Погода выдалась в день похорон очень зябкая. В небе ползли грязные облака. Они были до того низкими, что казалось, вот-вот зацепятся за верхушки сосен. Камельгинское кладбище распола­галось в сосновом бору. Деревья, могилки, восьмиконечные крес­ты — все перемешано тут. Много народа провожало комсомольца. Говорят, что неплохим был он парнем.

Убийство это в истории деревни — как полосатая межевая веха. Им ознаменовано здесь начало нового времени. Один за одним теперь стали уходить отсюда люди, которые, может, больше чем кто-либо осознавали себя русскими, которые были хранителями национальных — как хозяйственных, так и духовных — традиций.

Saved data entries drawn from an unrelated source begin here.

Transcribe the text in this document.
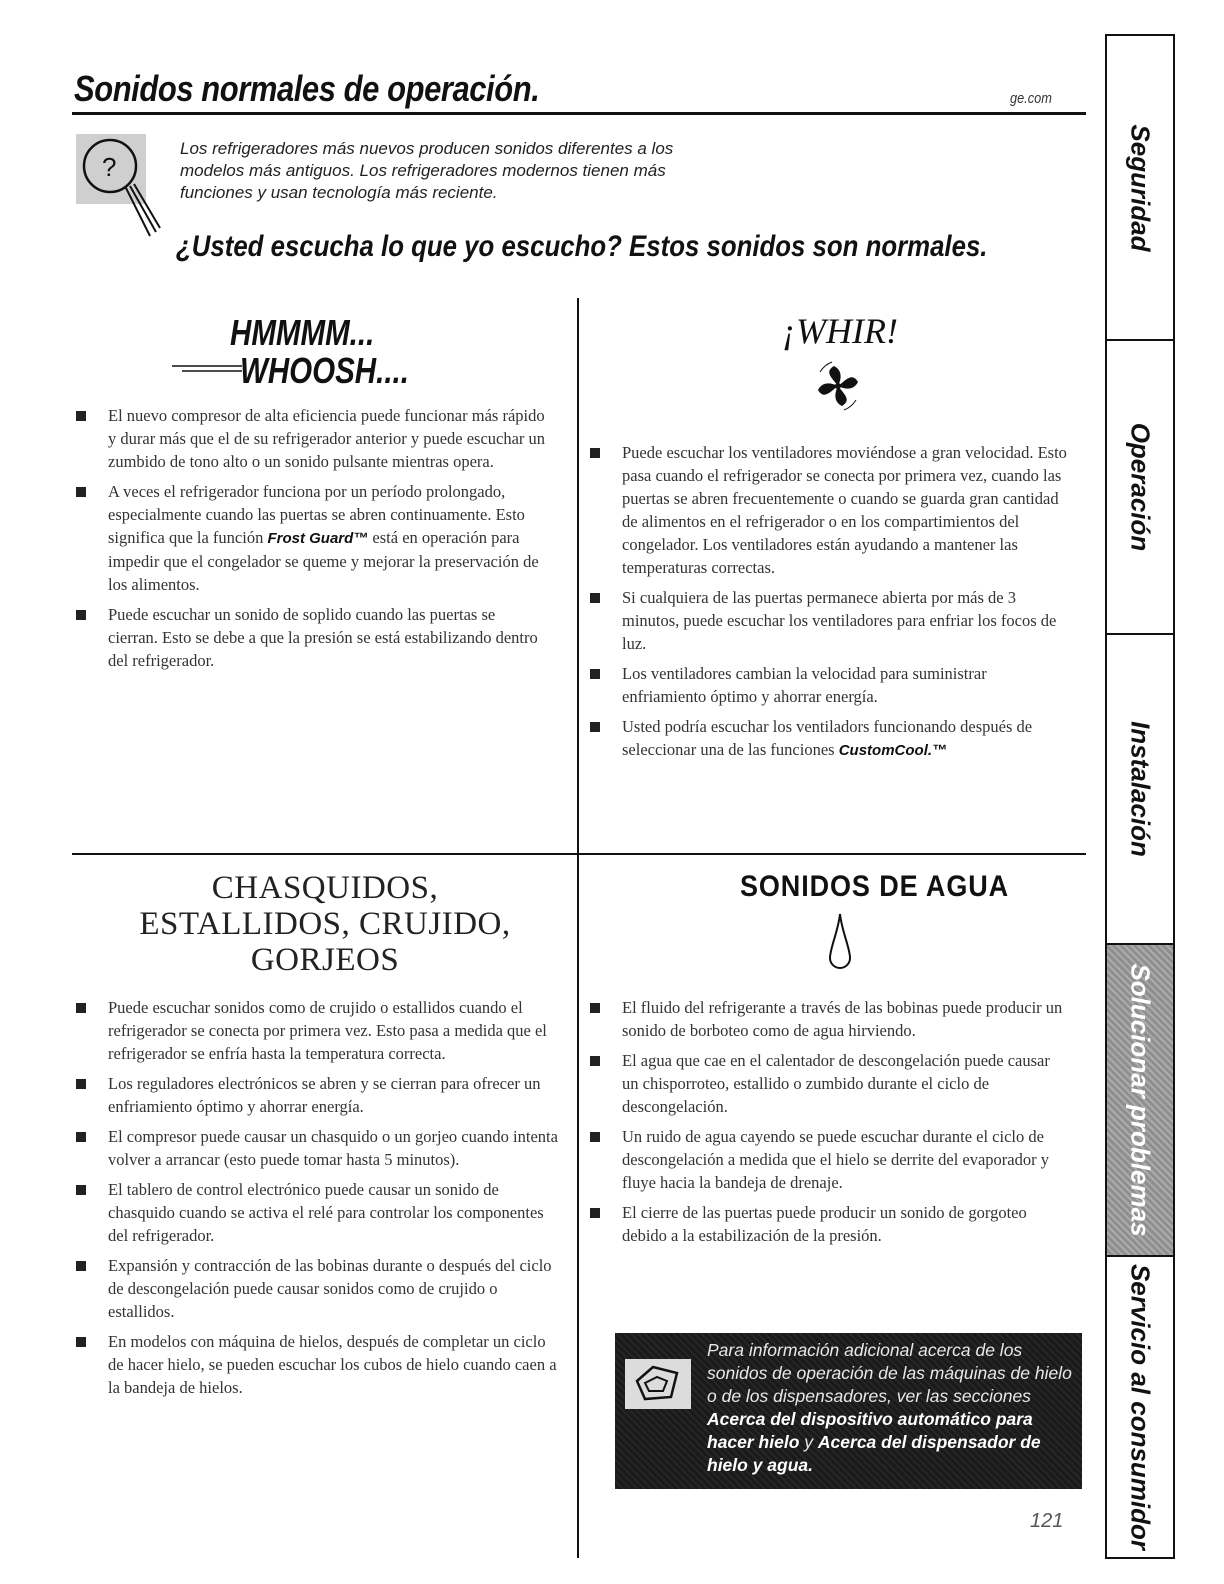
Sonidos normales de operación.	ge.com
?
Los refrigeradores más nuevos producen sonidos diferentes a los modelos más antiguos. Los refrigeradores modernos tienen más funciones y usan tecnología más reciente.
¿Usted escucha lo que yo escucho? Estos sonidos son normales.
HMMMM...
WHOOSH....
El nuevo compresor de alta eficiencia puede funcionar más rápido y durar más que el de su refrigerador anterior y puede escuchar un zumbido de tono alto o un sonido pulsante mientras opera.
A veces el refrigerador funciona por un período prolongado, especialmente cuando las puertas se abren continuamente. Esto significa que la función Frost Guard™ está en operación para impedir que el congelador se queme y mejorar la preservación de los alimentos.
Puede escuchar un sonido de soplido cuando las puertas se cierran. Esto se debe a que la presión se está estabilizando dentro del refrigerador.
¡WHIR!
Puede escuchar los ventiladores moviéndose a gran velocidad. Esto pasa cuando el refrigerador se conecta por primera vez, cuando las puertas se abren frecuentemente o cuando se guarda gran cantidad de alimentos en el refrigerador o en los compartimientos del congelador. Los ventiladores están ayudando a mantener las temperaturas correctas.
Si cualquiera de las puertas permanece abierta por más de 3 minutos, puede escuchar los ventiladores para enfriar los focos de luz.
Los ventiladores cambian la velocidad para suministrar enfriamiento óptimo y ahorrar energía.
Usted podría escuchar los ventiladors funcionando después de seleccionar una de las funciones CustomCool.™
CHASQUIDOS,
ESTALLIDOS, CRUJIDO,
GORJEOS
Puede escuchar sonidos como de crujido o estallidos cuando el refrigerador se conecta por primera vez. Esto pasa a medida que el refrigerador se enfría hasta la temperatura correcta.
Los reguladores electrónicos se abren y se cierran para ofrecer un enfriamiento óptimo y ahorrar energía.
El compresor puede causar un chasquido o un gorjeo cuando intenta volver a arrancar (esto puede tomar hasta 5 minutos).
El tablero de control electrónico puede causar un sonido de chasquido cuando se activa el relé para controlar los componentes del refrigerador.
Expansión y contracción de las bobinas durante o después del ciclo de descongelación puede causar sonidos como de crujido o estallidos.
En modelos con máquina de hielos, después de completar un ciclo de hacer hielo, se pueden escuchar los cubos de hielo cuando caen a la bandeja de hielos.
SONIDOS DE AGUA
El fluido del refrigerante a través de las bobinas puede producir un sonido de borboteo como de agua hirviendo.
El agua que cae en el calentador de descongelación puede causar un chisporroteo, estallido o zumbido durante el ciclo de descongelación.
Un ruido de agua cayendo se puede escuchar durante el ciclo de descongelación a medida que el hielo se derrite del evaporador y fluye hacia la bandeja de drenaje.
El cierre de las puertas puede producir un sonido de gorgoteo debido a la estabilización de la presión.
Para información adicional acerca de los sonidos de operación de las máquinas de hielo o de los dispensadores, ver las secciones Acerca del dispositivo automático para hacer hielo y Acerca del dispensador de hielo y agua.
121
Seguridad
Operación
Instalación
Solucionar problemas
Servicio al consumidor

И связь поколений становится чисто физиологической. Да связь ли это тогда?..

Камельгинцы, не признававшие белокриницкого священства, собирались на богослужение в доме крестьянина Ивана Семеновича Шумова. Он построил моленную на собственные деньги и сам же вел в ней службу, какая дозволялась уставом мирянину. Иногда к Шумову приезжал священник из Москвы, потому и про­звали эту моленную в деревне «Московской». Старообрядцы бело­криницкого согласия, а их было большинство, молились в доме крестьянина Ефима Филипповича Рубцова. Это было еще в конце девятнадцатого века, когда и слова такого — «клуб» — в деревне не знали. Более ранние сведения о старообрядцах Камельгино отрывочны.

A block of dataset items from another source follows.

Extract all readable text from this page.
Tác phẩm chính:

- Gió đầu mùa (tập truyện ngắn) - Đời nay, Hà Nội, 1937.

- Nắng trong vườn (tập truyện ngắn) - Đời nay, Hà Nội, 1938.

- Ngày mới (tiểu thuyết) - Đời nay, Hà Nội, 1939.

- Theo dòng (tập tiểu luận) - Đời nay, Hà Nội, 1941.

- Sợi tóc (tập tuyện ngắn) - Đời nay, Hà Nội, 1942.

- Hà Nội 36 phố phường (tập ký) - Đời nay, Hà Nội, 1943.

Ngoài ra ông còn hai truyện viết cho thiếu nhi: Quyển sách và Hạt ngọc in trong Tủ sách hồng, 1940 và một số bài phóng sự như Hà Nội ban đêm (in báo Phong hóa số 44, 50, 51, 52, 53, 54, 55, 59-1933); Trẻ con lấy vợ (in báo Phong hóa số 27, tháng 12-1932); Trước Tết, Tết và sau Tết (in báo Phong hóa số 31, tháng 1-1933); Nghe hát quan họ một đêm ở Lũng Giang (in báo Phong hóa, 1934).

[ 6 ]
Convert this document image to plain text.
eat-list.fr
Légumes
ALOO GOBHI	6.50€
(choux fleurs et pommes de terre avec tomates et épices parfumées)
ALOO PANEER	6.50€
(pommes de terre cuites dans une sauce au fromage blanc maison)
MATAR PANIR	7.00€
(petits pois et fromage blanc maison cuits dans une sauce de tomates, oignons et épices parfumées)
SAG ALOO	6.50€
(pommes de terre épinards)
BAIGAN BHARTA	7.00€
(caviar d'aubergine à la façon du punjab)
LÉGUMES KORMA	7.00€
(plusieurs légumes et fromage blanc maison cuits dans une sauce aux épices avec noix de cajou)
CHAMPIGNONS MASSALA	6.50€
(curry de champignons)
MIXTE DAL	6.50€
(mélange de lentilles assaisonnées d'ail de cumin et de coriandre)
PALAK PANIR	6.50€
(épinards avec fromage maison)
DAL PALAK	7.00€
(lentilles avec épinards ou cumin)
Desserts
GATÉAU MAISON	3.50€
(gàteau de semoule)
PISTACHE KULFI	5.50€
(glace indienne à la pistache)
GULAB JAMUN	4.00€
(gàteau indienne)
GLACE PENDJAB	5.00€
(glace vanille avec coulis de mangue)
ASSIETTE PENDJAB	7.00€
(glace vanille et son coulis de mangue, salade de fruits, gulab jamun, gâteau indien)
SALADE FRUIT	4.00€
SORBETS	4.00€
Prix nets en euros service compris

Из камельгинских церковнослужителей, не признававших белокриницкой иерархии, забрали в ОГПУ двоих.

Псаломщик Дмитрий Гаврилович Ермилов, как многие, масте­рил и продавал прялки. Ремеслу этому обучил его отец, тоже кус­тарь. Дмитрий Ермилов родился в 1892 году. С 1914 по 1922 был чернорабочим на железнодорожной станции Тихонова Пустынь и кроме этого служил при церкви.

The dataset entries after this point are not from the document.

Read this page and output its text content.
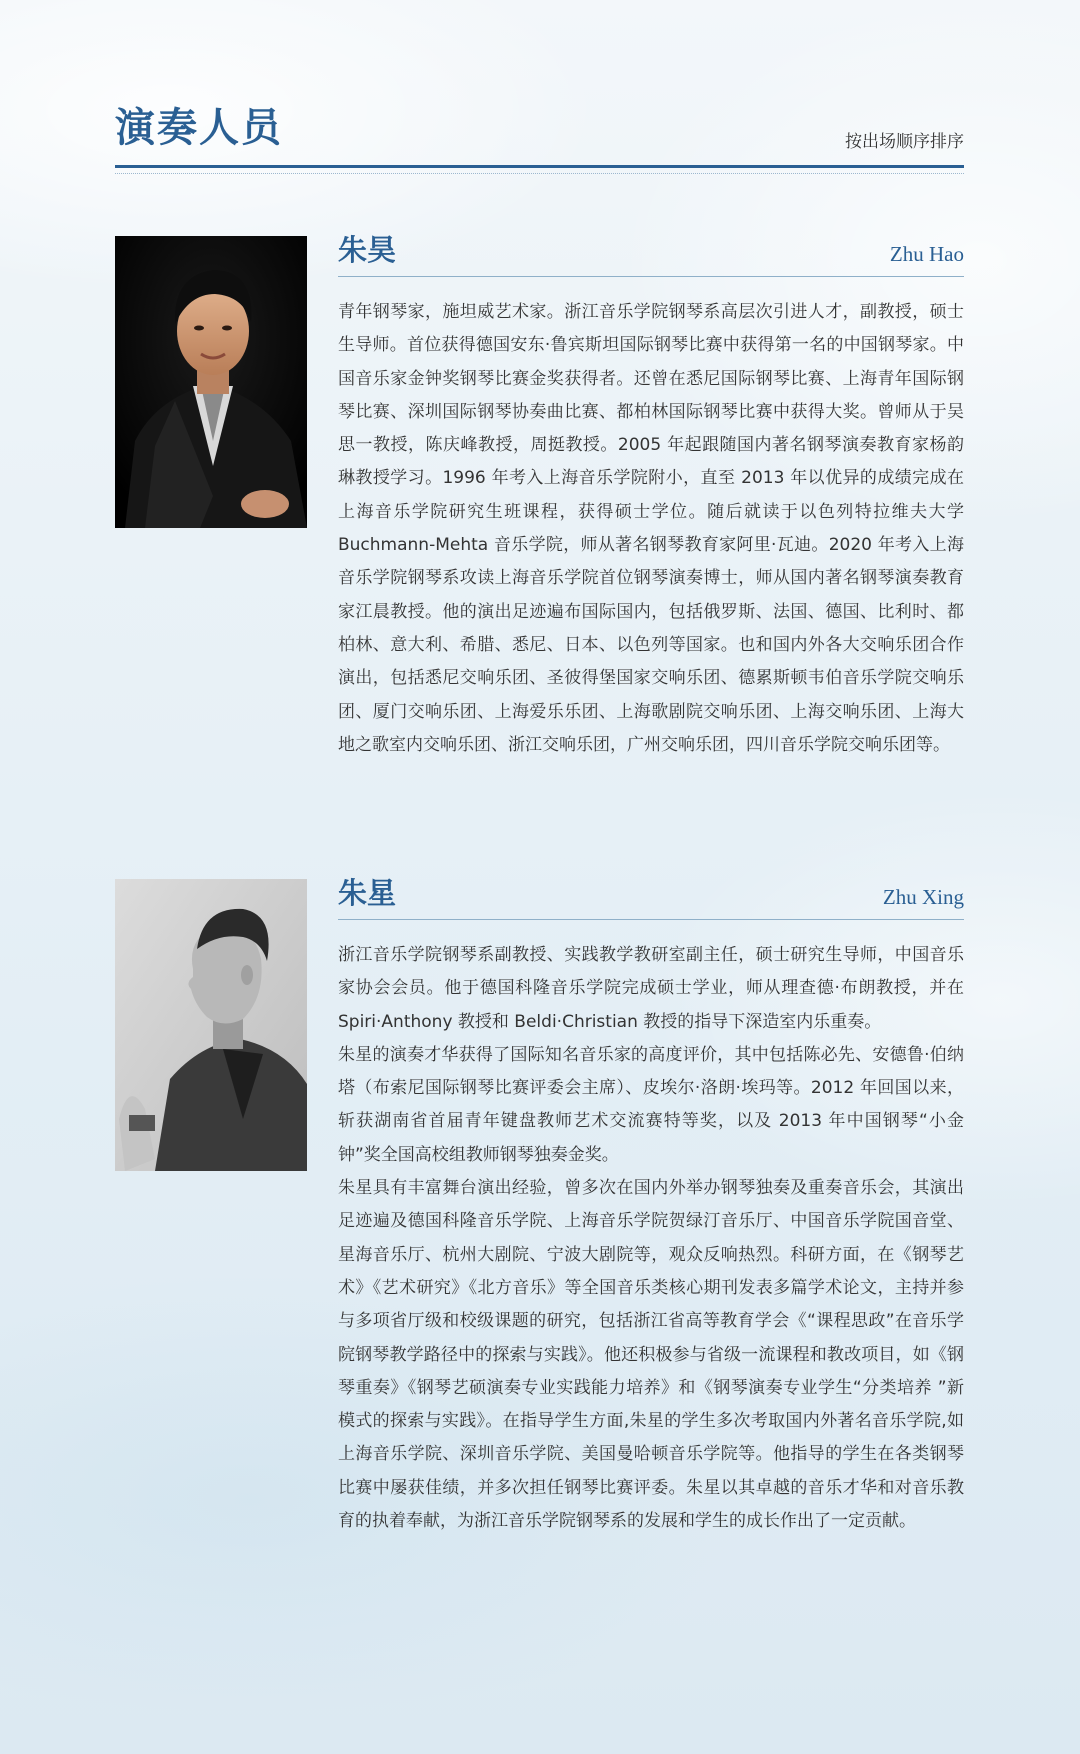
演奏人员	按出场顺序排序
朱昊	Zhu Hao

青年钢琴家，施坦威艺术家。浙江音乐学院钢琴系高层次引进人才，副教授，硕士生导师。首位获得德国安东·鲁宾斯坦国际钢琴比赛中获得第一名的中国钢琴家。中国音乐家金钟奖钢琴比赛金奖获得者。还曾在悉尼国际钢琴比赛、上海青年国际钢琴比赛、深圳国际钢琴协奏曲比赛、都柏林国际钢琴比赛中获得大奖。曾师从于吴思一教授，陈庆峰教授，周挺教授。2005 年起跟随国内著名钢琴演奏教育家杨韵琳教授学习。1996 年考入上海音乐学院附小，直至 2013 年以优异的成绩完成在上海音乐学院研究生班课程，获得硕士学位。随后就读于以色列特拉维夫大学 Buchmann-Mehta 音乐学院，师从著名钢琴教育家阿里·瓦迪。2020 年考入上海音乐学院钢琴系攻读上海音乐学院首位钢琴演奏博士，师从国内著名钢琴演奏教育家江晨教授。他的演出足迹遍布国际国内，包括俄罗斯、法国、德国、比利时、都柏林、意大利、希腊、悉尼、日本、以色列等国家。也和国内外各大交响乐团合作演出，包括悉尼交响乐团、圣彼得堡国家交响乐团、德累斯顿韦伯音乐学院交响乐团、厦门交响乐团、上海爱乐乐团、上海歌剧院交响乐团、上海交响乐团、上海大地之歌室内交响乐团、浙江交响乐团，广州交响乐团，四川音乐学院交响乐团等。

朱星	Zhu Xing

浙江音乐学院钢琴系副教授、实践教学教研室副主任，硕士研究生导师，中国音乐家协会会员。他于德国科隆音乐学院完成硕士学业，师从理查德·布朗教授，并在 Spiri·Anthony 教授和 Beldi·Christian 教授的指导下深造室内乐重奏。

朱星的演奏才华获得了国际知名音乐家的高度评价，其中包括陈必先、安德鲁·伯纳塔（布索尼国际钢琴比赛评委会主席）、皮埃尔·洛朗·埃玛等。2012 年回国以来，斩获湖南省首届青年键盘教师艺术交流赛特等奖，以及 2013 年中国钢琴“小金钟”奖全国高校组教师钢琴独奏金奖。

朱星具有丰富舞台演出经验，曾多次在国内外举办钢琴独奏及重奏音乐会，其演出足迹遍及德国科隆音乐学院、上海音乐学院贺绿汀音乐厅、中国音乐学院国音堂、星海音乐厅、杭州大剧院、宁波大剧院等，观众反响热烈。科研方面，在《钢琴艺术》《艺术研究》《北方音乐》等全国音乐类核心期刊发表多篇学术论文，主持并参与多项省厅级和校级课题的研究，包括浙江省高等教育学会《“课程思政”在音乐学院钢琴教学路径中的探索与实践》。他还积极参与省级一流课程和教改项目，如《钢琴重奏》《钢琴艺硕演奏专业实践能力培养》和《钢琴演奏专业学生“分类培养 ”新模式的探索与实践》。在指导学生方面,朱星的学生多次考取国内外著名音乐学院,如上海音乐学院、深圳音乐学院、美国曼哈顿音乐学院等。他指导的学生在各类钢琴比赛中屡获佳绩，并多次担任钢琴比赛评委。朱星以其卓越的音乐才华和对音乐教育的执着奉献，为浙江音乐学院钢琴系的发展和学生的成长作出了一定贡献。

А обратил Ермилов на себя внимание вот чем. Шло в деревне собрание. Обсуждался вопрос об организации колхоза. Дмитрий Гаврилович спросил кого-то из выступавших: как отличить, кто лодырь, а кто нет, ведь при новой власти почему-то не стало нор­мой ставить знак равенства между «лодырем» и «беднотой». Бед­ный потому и бедный, что лодырь, — считал Ермилов. Работать не хочу, руководить — пожалуйста. Кто-то из этой вот «бедноты» припомнил Ермилову его «любознательность»...

Староста «Московской» моленной Григорий Климович Соло­вьев (распространенная это в деревне фамилия) был мужиком де­ятельным, и в 1915 году его трудами учредили в деревне старо­обрядческую общину. По профессии прялочник, он имел до 1914 года собственное дело ГАКО. ФР-202. Оп. 1. Д. 94. Лл. 321–322. пек баранки и продавал. В феврале 1916-го он был избран председателем совета общины.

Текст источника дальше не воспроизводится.